CVE-2023-32360: 
Rocky Linux vulnerability analysis and mitigation

CVE-2023-32360 is an authentication vulnerability in the Common UNIX Printing System (CUPS) that was discovered and disclosed in June 2023. The vulnerability affects macOS Big Sur 11.7.7, macOS Monterey 12.6.6, macOS Ventura 13.4, and various Linux distributions using CUPS. An authentication issue was identified that could allow unauthenticated users to access recently printed documents (Apple Advisory, Debian Advisory).

The vulnerability stems from an authentication issue in CUPS' state management system. It specifically affects the CUPS-Get-Document operation, which could allow unauthorized access to recently printed documents. The vulnerability has been assigned a CVSS v3.1 base score of 5.5 (Medium) with the vector string CVSS:3.1/AV:L/AC:L/PR:L/UI:N/S:U/C:H/I:N/A:N (NVD).

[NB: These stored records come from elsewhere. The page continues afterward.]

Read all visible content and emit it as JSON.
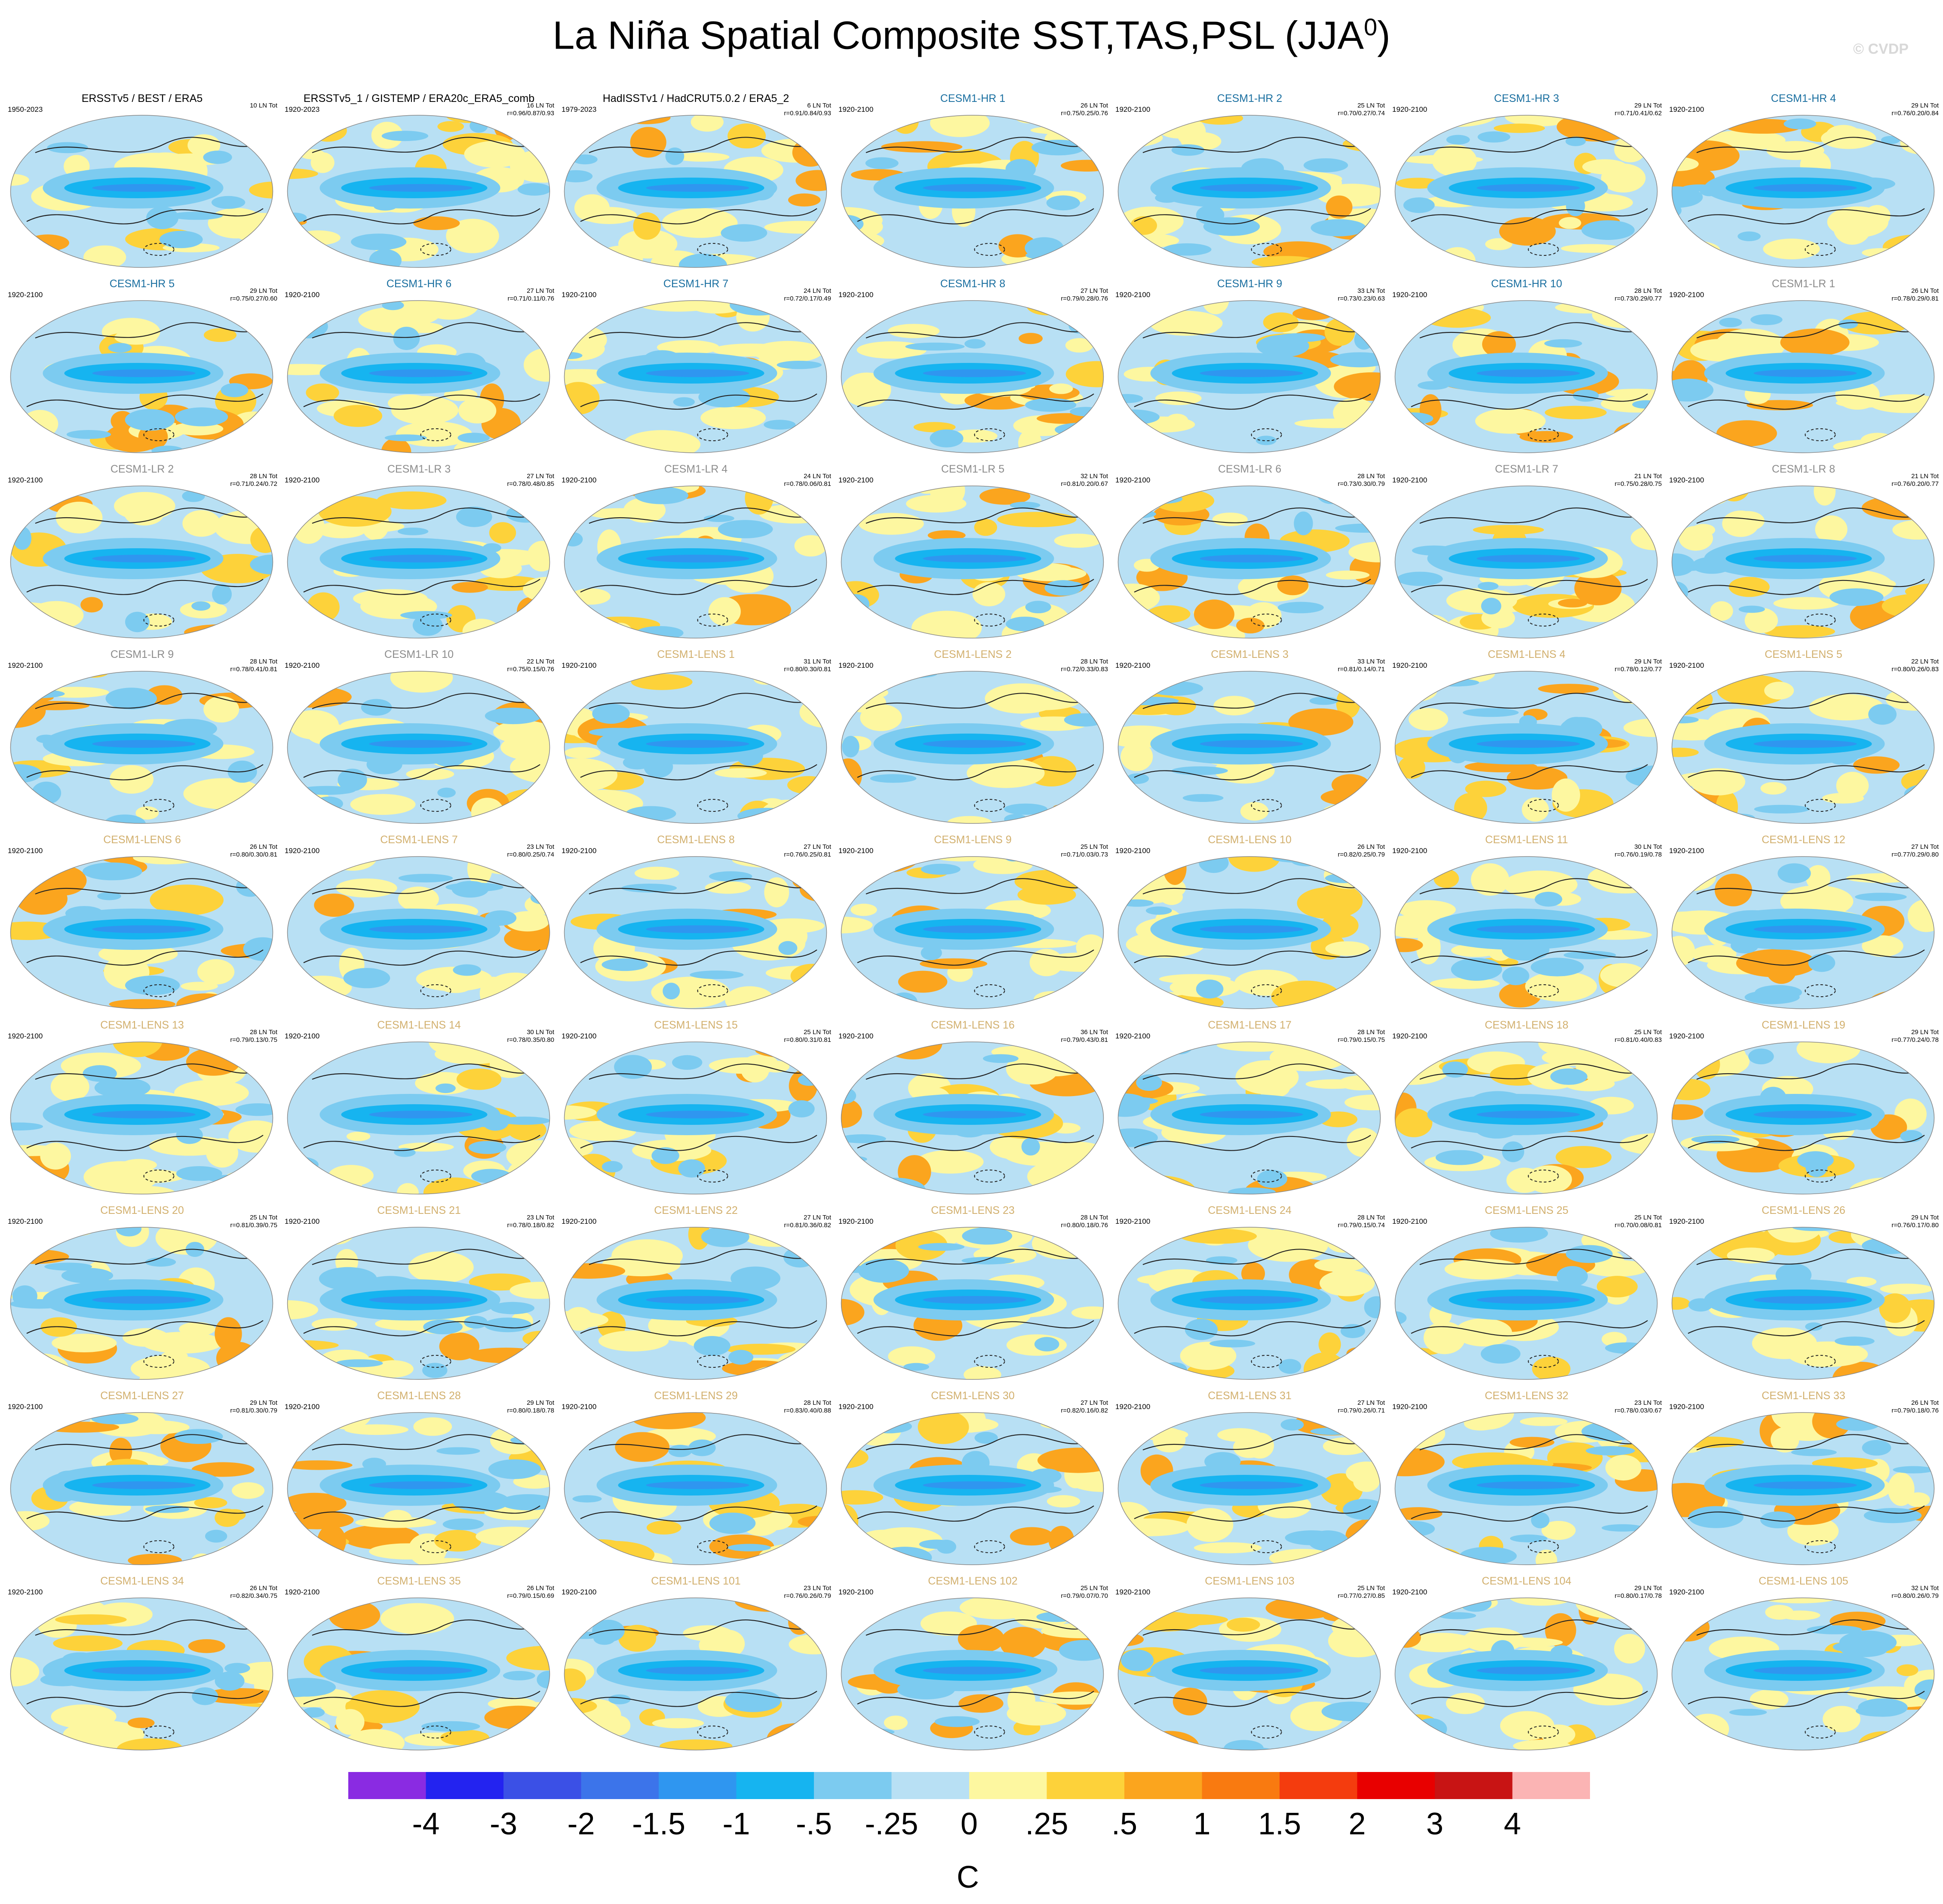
{
  "title": "La Niña Spatial Composite SST,TAS,PSL (JJA",
  "title_sup": "0",
  "title_close": ")",
  "watermark": "© CVDP",
  "colors": {
    "obs_title": "#000000",
    "hr_title": "#1a6fa0",
    "lr_title": "#8c8c8c",
    "lens_title": "#d2b06e"
  },
  "colorbar": {
    "colors": [
      "#8a2be2",
      "#2323f0",
      "#3b50e6",
      "#3c74ea",
      "#2f96f0",
      "#16b4f0",
      "#7ccbf0",
      "#b8e0f4",
      "#fdf7a0",
      "#fdd23a",
      "#fba51e",
      "#f97a10",
      "#f43c0e",
      "#e80000",
      "#c81414",
      "#fbb4b4"
    ],
    "labels": [
      "-4",
      "-3",
      "-2",
      "-1.5",
      "-1",
      "-.5",
      "-.25",
      "0",
      ".25",
      ".5",
      "1",
      "1.5",
      "2",
      "3",
      "4"
    ],
    "unit": "C"
  },
  "chart_data": {
    "type": "heatmap",
    "description_levels": [
      -4,
      -3,
      -2,
      -1.5,
      -1,
      -0.5,
      -0.25,
      0,
      0.25,
      0.5,
      1,
      1.5,
      2,
      3,
      4
    ],
    "panels": [
      {
        "name": "ERSSTv5 / BEST / ERA5",
        "group": "obs",
        "period": "1950-2023",
        "count": "10 LN Tot",
        "stats": ""
      },
      {
        "name": "ERSSTv5_1 / GISTEMP / ERA20c_ERA5_comb",
        "group": "obs",
        "period": "1920-2023",
        "count": "16 LN Tot",
        "stats": "r=0.96/0.87/0.93"
      },
      {
        "name": "HadISSTv1 / HadCRUT5.0.2 / ERA5_2",
        "group": "obs",
        "period": "1979-2023",
        "count": "6 LN Tot",
        "stats": "r=0.91/0.84/0.93"
      },
      {
        "name": "CESM1-HR 1",
        "group": "hr",
        "period": "1920-2100",
        "count": "26 LN Tot",
        "stats": "r=0.75/0.25/0.76"
      },
      {
        "name": "CESM1-HR 2",
        "group": "hr",
        "period": "1920-2100",
        "count": "25 LN Tot",
        "stats": "r=0.70/0.27/0.74"
      },
      {
        "name": "CESM1-HR 3",
        "group": "hr",
        "period": "1920-2100",
        "count": "29 LN Tot",
        "stats": "r=0.71/0.41/0.62"
      },
      {
        "name": "CESM1-HR 4",
        "group": "hr",
        "period": "1920-2100",
        "count": "29 LN Tot",
        "stats": "r=0.76/0.20/0.84"
      },
      {
        "name": "CESM1-HR 5",
        "group": "hr",
        "period": "1920-2100",
        "count": "29 LN Tot",
        "stats": "r=0.75/0.27/0.60"
      },
      {
        "name": "CESM1-HR 6",
        "group": "hr",
        "period": "1920-2100",
        "count": "27 LN Tot",
        "stats": "r=0.71/0.11/0.76"
      },
      {
        "name": "CESM1-HR 7",
        "group": "hr",
        "period": "1920-2100",
        "count": "24 LN Tot",
        "stats": "r=0.72/0.17/0.49"
      },
      {
        "name": "CESM1-HR 8",
        "group": "hr",
        "period": "1920-2100",
        "count": "27 LN Tot",
        "stats": "r=0.79/0.28/0.76"
      },
      {
        "name": "CESM1-HR 9",
        "group": "hr",
        "period": "1920-2100",
        "count": "33 LN Tot",
        "stats": "r=0.73/0.23/0.63"
      },
      {
        "name": "CESM1-HR 10",
        "group": "hr",
        "period": "1920-2100",
        "count": "28 LN Tot",
        "stats": "r=0.73/0.29/0.77"
      },
      {
        "name": "CESM1-LR 1",
        "group": "lr",
        "period": "1920-2100",
        "count": "26 LN Tot",
        "stats": "r=0.78/0.29/0.81"
      },
      {
        "name": "CESM1-LR 2",
        "group": "lr",
        "period": "1920-2100",
        "count": "28 LN Tot",
        "stats": "r=0.71/0.24/0.72"
      },
      {
        "name": "CESM1-LR 3",
        "group": "lr",
        "period": "1920-2100",
        "count": "27 LN Tot",
        "stats": "r=0.78/0.48/0.85"
      },
      {
        "name": "CESM1-LR 4",
        "group": "lr",
        "period": "1920-2100",
        "count": "24 LN Tot",
        "stats": "r=0.78/0.06/0.81"
      },
      {
        "name": "CESM1-LR 5",
        "group": "lr",
        "period": "1920-2100",
        "count": "32 LN Tot",
        "stats": "r=0.81/0.20/0.67"
      },
      {
        "name": "CESM1-LR 6",
        "group": "lr",
        "period": "1920-2100",
        "count": "28 LN Tot",
        "stats": "r=0.73/0.30/0.79"
      },
      {
        "name": "CESM1-LR 7",
        "group": "lr",
        "period": "1920-2100",
        "count": "21 LN Tot",
        "stats": "r=0.75/0.28/0.75"
      },
      {
        "name": "CESM1-LR 8",
        "group": "lr",
        "period": "1920-2100",
        "count": "21 LN Tot",
        "stats": "r=0.76/0.20/0.77"
      },
      {
        "name": "CESM1-LR 9",
        "group": "lr",
        "period": "1920-2100",
        "count": "28 LN Tot",
        "stats": "r=0.78/0.41/0.81"
      },
      {
        "name": "CESM1-LR 10",
        "group": "lr",
        "period": "1920-2100",
        "count": "22 LN Tot",
        "stats": "r=0.75/0.15/0.76"
      },
      {
        "name": "CESM1-LENS 1",
        "group": "lens",
        "period": "1920-2100",
        "count": "31 LN Tot",
        "stats": "r=0.80/0.30/0.81"
      },
      {
        "name": "CESM1-LENS 2",
        "group": "lens",
        "period": "1920-2100",
        "count": "28 LN Tot",
        "stats": "r=0.72/0.33/0.83"
      },
      {
        "name": "CESM1-LENS 3",
        "group": "lens",
        "period": "1920-2100",
        "count": "33 LN Tot",
        "stats": "r=0.81/0.14/0.71"
      },
      {
        "name": "CESM1-LENS 4",
        "group": "lens",
        "period": "1920-2100",
        "count": "29 LN Tot",
        "stats": "r=0.78/0.12/0.77"
      },
      {
        "name": "CESM1-LENS 5",
        "group": "lens",
        "period": "1920-2100",
        "count": "22 LN Tot",
        "stats": "r=0.80/0.26/0.83"
      },
      {
        "name": "CESM1-LENS 6",
        "group": "lens",
        "period": "1920-2100",
        "count": "26 LN Tot",
        "stats": "r=0.80/0.30/0.81"
      },
      {
        "name": "CESM1-LENS 7",
        "group": "lens",
        "period": "1920-2100",
        "count": "23 LN Tot",
        "stats": "r=0.80/0.25/0.74"
      },
      {
        "name": "CESM1-LENS 8",
        "group": "lens",
        "period": "1920-2100",
        "count": "27 LN Tot",
        "stats": "r=0.76/0.25/0.81"
      },
      {
        "name": "CESM1-LENS 9",
        "group": "lens",
        "period": "1920-2100",
        "count": "25 LN Tot",
        "stats": "r=0.71/0.03/0.73"
      },
      {
        "name": "CESM1-LENS 10",
        "group": "lens",
        "period": "1920-2100",
        "count": "26 LN Tot",
        "stats": "r=0.82/0.25/0.79"
      },
      {
        "name": "CESM1-LENS 11",
        "group": "lens",
        "period": "1920-2100",
        "count": "30 LN Tot",
        "stats": "r=0.76/0.19/0.78"
      },
      {
        "name": "CESM1-LENS 12",
        "group": "lens",
        "period": "1920-2100",
        "count": "27 LN Tot",
        "stats": "r=0.77/0.29/0.80"
      },
      {
        "name": "CESM1-LENS 13",
        "group": "lens",
        "period": "1920-2100",
        "count": "28 LN Tot",
        "stats": "r=0.79/0.13/0.75"
      },
      {
        "name": "CESM1-LENS 14",
        "group": "lens",
        "period": "1920-2100",
        "count": "30 LN Tot",
        "stats": "r=0.78/0.35/0.80"
      },
      {
        "name": "CESM1-LENS 15",
        "group": "lens",
        "period": "1920-2100",
        "count": "25 LN Tot",
        "stats": "r=0.80/0.31/0.81"
      },
      {
        "name": "CESM1-LENS 16",
        "group": "lens",
        "period": "1920-2100",
        "count": "36 LN Tot",
        "stats": "r=0.79/0.43/0.81"
      },
      {
        "name": "CESM1-LENS 17",
        "group": "lens",
        "period": "1920-2100",
        "count": "28 LN Tot",
        "stats": "r=0.79/0.15/0.75"
      },
      {
        "name": "CESM1-LENS 18",
        "group": "lens",
        "period": "1920-2100",
        "count": "25 LN Tot",
        "stats": "r=0.81/0.40/0.83"
      },
      {
        "name": "CESM1-LENS 19",
        "group": "lens",
        "period": "1920-2100",
        "count": "29 LN Tot",
        "stats": "r=0.77/0.24/0.78"
      },
      {
        "name": "CESM1-LENS 20",
        "group": "lens",
        "period": "1920-2100",
        "count": "25 LN Tot",
        "stats": "r=0.81/0.39/0.75"
      },
      {
        "name": "CESM1-LENS 21",
        "group": "lens",
        "period": "1920-2100",
        "count": "23 LN Tot",
        "stats": "r=0.78/0.18/0.82"
      },
      {
        "name": "CESM1-LENS 22",
        "group": "lens",
        "period": "1920-2100",
        "count": "27 LN Tot",
        "stats": "r=0.81/0.36/0.82"
      },
      {
        "name": "CESM1-LENS 23",
        "group": "lens",
        "period": "1920-2100",
        "count": "28 LN Tot",
        "stats": "r=0.80/0.18/0.76"
      },
      {
        "name": "CESM1-LENS 24",
        "group": "lens",
        "period": "1920-2100",
        "count": "28 LN Tot",
        "stats": "r=0.79/0.15/0.74"
      },
      {
        "name": "CESM1-LENS 25",
        "group": "lens",
        "period": "1920-2100",
        "count": "25 LN Tot",
        "stats": "r=0.70/0.08/0.81"
      },
      {
        "name": "CESM1-LENS 26",
        "group": "lens",
        "period": "1920-2100",
        "count": "29 LN Tot",
        "stats": "r=0.76/0.17/0.80"
      },
      {
        "name": "CESM1-LENS 27",
        "group": "lens",
        "period": "1920-2100",
        "count": "29 LN Tot",
        "stats": "r=0.81/0.30/0.79"
      },
      {
        "name": "CESM1-LENS 28",
        "group": "lens",
        "period": "1920-2100",
        "count": "29 LN Tot",
        "stats": "r=0.80/0.18/0.78"
      },
      {
        "name": "CESM1-LENS 29",
        "group": "lens",
        "period": "1920-2100",
        "count": "28 LN Tot",
        "stats": "r=0.83/0.40/0.88"
      },
      {
        "name": "CESM1-LENS 30",
        "group": "lens",
        "period": "1920-2100",
        "count": "27 LN Tot",
        "stats": "r=0.82/0.16/0.82"
      },
      {
        "name": "CESM1-LENS 31",
        "group": "lens",
        "period": "1920-2100",
        "count": "27 LN Tot",
        "stats": "r=0.79/0.26/0.71"
      },
      {
        "name": "CESM1-LENS 32",
        "group": "lens",
        "period": "1920-2100",
        "count": "23 LN Tot",
        "stats": "r=0.78/0.03/0.67"
      },
      {
        "name": "CESM1-LENS 33",
        "group": "lens",
        "period": "1920-2100",
        "count": "26 LN Tot",
        "stats": "r=0.79/0.18/0.76"
      },
      {
        "name": "CESM1-LENS 34",
        "group": "lens",
        "period": "1920-2100",
        "count": "26 LN Tot",
        "stats": "r=0.82/0.34/0.75"
      },
      {
        "name": "CESM1-LENS 35",
        "group": "lens",
        "period": "1920-2100",
        "count": "26 LN Tot",
        "stats": "r=0.79/0.15/0.69"
      },
      {
        "name": "CESM1-LENS 101",
        "group": "lens",
        "period": "1920-2100",
        "count": "23 LN Tot",
        "stats": "r=0.76/0.26/0.79"
      },
      {
        "name": "CESM1-LENS 102",
        "group": "lens",
        "period": "1920-2100",
        "count": "25 LN Tot",
        "stats": "r=0.79/0.07/0.70"
      },
      {
        "name": "CESM1-LENS 103",
        "group": "lens",
        "period": "1920-2100",
        "count": "25 LN Tot",
        "stats": "r=0.77/0.27/0.85"
      },
      {
        "name": "CESM1-LENS 104",
        "group": "lens",
        "period": "1920-2100",
        "count": "29 LN Tot",
        "stats": "r=0.80/0.17/0.78"
      },
      {
        "name": "CESM1-LENS 105",
        "group": "lens",
        "period": "1920-2100",
        "count": "32 LN Tot",
        "stats": "r=0.80/0.26/0.79"
      }
    ]
  }
}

The primary impact of this vulnerability is the potential unauthorized access to recently printed documents. An unauthenticated user may be able to retrieve documents that have been previously printed through the CUPS system, potentially leading to information disclosure (Red Hat Advisory).

The vulnerability has been patched in multiple versions: macOS Big Sur 11.7.7, macOS Monterey 12.6.6, macOS Ventura 13.4, and various Linux distributions. For Linux systems, it's recommended to check the CUPS configuration file (/etc/cups/cupsd.conf) to ensure proper authentication settings, particularly the 'AuthType Default' directive in the relevant sections (Debian Advisory).